Given the most recent results, I am pretty sure I will have to enable the discriminator to analyse sequences, instead of singular vectors (duh...).

In [None]:
epochs = 1
batch_size = 128

generator= _make_generator()
discriminator= _make_discriminator()
gan = create_gan(discriminator, generator)
losses = []

for e in range(1, epochs+1):
    print(f'Epoch: {e}')
    for _ in tqdm(range(batch_size)):
        noise = np.random.normal(0,1, [batch_size, maxlen, 90])
        fake_stuff = generator.predict(noise)
        real_addresses = y[np.random.randint(low=0,high=y.shape[0],size=batch_size)]
        X = np.concatenate([real_addresses, fake_stuff])
        y_dis=np.zeros(2*batch_size, dtype=bool)
        y_dis[:batch_size] = 1
        discriminator.trainable=True
        discriminator.train_on_batch(X, y_dis)
        noise = np.random.normal(0,1, [batch_size, maxlen, 90])
        y_gen = np.ones(batch_size)
        discriminator.trainable=False
        acc_batch_loss = gan.train_on_batch(noise, y_gen, reset_metrics=False)
        losses.append(acc_batch_loss)

In [None]:
test_noise = np.random.normal(0,1, [500, maxlen, 1])

In [None]:
test_fake_stuff = generator.predict(test_noise)

In [None]:
test_fake_stuff.shape

In [None]:
def decode_synths(synth):
    decoded_rows = []
    for row in tqdm(synth):
        decoded_row = map(lambda x: decoding[np.argmax(x)], row)
        decoded_rows.append(''.join(tuple(decoded_row)))
        
    return decoded_rows

In [None]:
test_prediction = decode_synths(test_fake_stuff)

In [None]:
test_prediction[0]

In [None]:
!mkdir -p saved_model
generator.save('saved_model/generator')
discriminator.save('saved_model/discriminator')
gan.save('saved_model/gan')

Obviously, the results are garbage.
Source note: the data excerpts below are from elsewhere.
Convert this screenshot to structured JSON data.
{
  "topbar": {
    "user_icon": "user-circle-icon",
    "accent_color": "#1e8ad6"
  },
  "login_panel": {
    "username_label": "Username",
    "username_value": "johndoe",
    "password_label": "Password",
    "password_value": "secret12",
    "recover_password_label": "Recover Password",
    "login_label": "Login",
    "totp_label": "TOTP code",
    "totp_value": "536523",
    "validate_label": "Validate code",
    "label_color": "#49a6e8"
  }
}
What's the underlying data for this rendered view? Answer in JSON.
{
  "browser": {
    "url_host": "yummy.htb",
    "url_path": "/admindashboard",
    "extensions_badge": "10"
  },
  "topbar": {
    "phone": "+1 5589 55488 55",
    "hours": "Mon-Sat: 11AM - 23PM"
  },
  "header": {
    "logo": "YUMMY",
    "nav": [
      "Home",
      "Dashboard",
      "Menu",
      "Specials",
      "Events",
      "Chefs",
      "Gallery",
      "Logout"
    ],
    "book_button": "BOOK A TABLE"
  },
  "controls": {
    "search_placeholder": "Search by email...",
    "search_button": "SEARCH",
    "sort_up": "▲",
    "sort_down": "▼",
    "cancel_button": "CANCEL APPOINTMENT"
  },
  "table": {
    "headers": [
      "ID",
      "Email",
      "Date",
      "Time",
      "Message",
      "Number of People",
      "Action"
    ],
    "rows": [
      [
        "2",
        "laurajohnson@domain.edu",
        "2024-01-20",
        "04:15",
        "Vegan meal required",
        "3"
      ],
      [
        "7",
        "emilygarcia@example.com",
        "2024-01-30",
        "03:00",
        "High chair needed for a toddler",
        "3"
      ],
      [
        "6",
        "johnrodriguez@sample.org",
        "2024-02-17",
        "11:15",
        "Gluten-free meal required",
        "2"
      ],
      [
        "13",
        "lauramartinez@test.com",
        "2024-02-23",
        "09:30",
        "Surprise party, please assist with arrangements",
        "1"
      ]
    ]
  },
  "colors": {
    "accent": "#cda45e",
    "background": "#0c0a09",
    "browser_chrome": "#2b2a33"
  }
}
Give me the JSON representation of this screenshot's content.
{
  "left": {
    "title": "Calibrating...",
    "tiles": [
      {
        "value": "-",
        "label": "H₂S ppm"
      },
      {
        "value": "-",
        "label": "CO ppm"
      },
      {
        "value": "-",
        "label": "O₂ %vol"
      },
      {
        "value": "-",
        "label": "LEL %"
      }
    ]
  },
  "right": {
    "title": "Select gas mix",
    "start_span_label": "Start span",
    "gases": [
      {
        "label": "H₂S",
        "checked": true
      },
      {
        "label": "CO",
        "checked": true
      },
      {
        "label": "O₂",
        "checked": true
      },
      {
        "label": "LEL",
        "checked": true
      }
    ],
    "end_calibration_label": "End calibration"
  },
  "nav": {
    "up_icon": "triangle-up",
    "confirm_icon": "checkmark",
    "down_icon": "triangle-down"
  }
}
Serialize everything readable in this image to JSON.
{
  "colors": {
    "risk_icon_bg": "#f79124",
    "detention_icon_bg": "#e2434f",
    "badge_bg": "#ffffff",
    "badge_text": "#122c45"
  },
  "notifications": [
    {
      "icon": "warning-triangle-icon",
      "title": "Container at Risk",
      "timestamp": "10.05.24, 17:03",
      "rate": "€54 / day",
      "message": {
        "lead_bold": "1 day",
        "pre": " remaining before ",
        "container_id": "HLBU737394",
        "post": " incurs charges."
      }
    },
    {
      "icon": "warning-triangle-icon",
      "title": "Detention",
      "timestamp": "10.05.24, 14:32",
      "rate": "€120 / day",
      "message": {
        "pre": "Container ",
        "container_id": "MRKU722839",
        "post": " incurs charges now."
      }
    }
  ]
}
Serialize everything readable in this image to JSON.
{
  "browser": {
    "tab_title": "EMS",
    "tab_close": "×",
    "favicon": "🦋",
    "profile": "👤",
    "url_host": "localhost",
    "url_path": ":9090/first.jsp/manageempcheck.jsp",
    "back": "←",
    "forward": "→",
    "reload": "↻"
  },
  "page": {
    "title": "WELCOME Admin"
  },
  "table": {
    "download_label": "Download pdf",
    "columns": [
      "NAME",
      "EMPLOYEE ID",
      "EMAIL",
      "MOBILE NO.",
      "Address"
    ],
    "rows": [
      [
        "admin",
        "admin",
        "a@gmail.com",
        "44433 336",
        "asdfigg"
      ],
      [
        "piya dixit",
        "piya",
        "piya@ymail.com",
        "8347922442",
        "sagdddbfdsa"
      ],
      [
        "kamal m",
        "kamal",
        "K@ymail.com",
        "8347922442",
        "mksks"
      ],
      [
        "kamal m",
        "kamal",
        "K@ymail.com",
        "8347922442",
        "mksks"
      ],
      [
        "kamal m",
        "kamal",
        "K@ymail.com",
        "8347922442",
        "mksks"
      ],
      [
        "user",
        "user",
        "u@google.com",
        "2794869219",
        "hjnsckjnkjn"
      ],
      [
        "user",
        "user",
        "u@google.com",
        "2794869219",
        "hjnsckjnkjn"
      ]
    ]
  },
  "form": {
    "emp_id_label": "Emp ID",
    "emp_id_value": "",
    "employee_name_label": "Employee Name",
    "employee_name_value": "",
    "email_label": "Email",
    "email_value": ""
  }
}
I have now some theories why they are like that:
- Batch size is to large. Lower batch size might increase diversity.
- Base data is too small. Larger data set might alleviate this issue.
- Something with the batch processing. If nothing else helps, I would like to try to train the models directly instead of in a loop.

More Results:
- Until now, I could not really test any new approaches, since the model just really quickly gets too big for memory.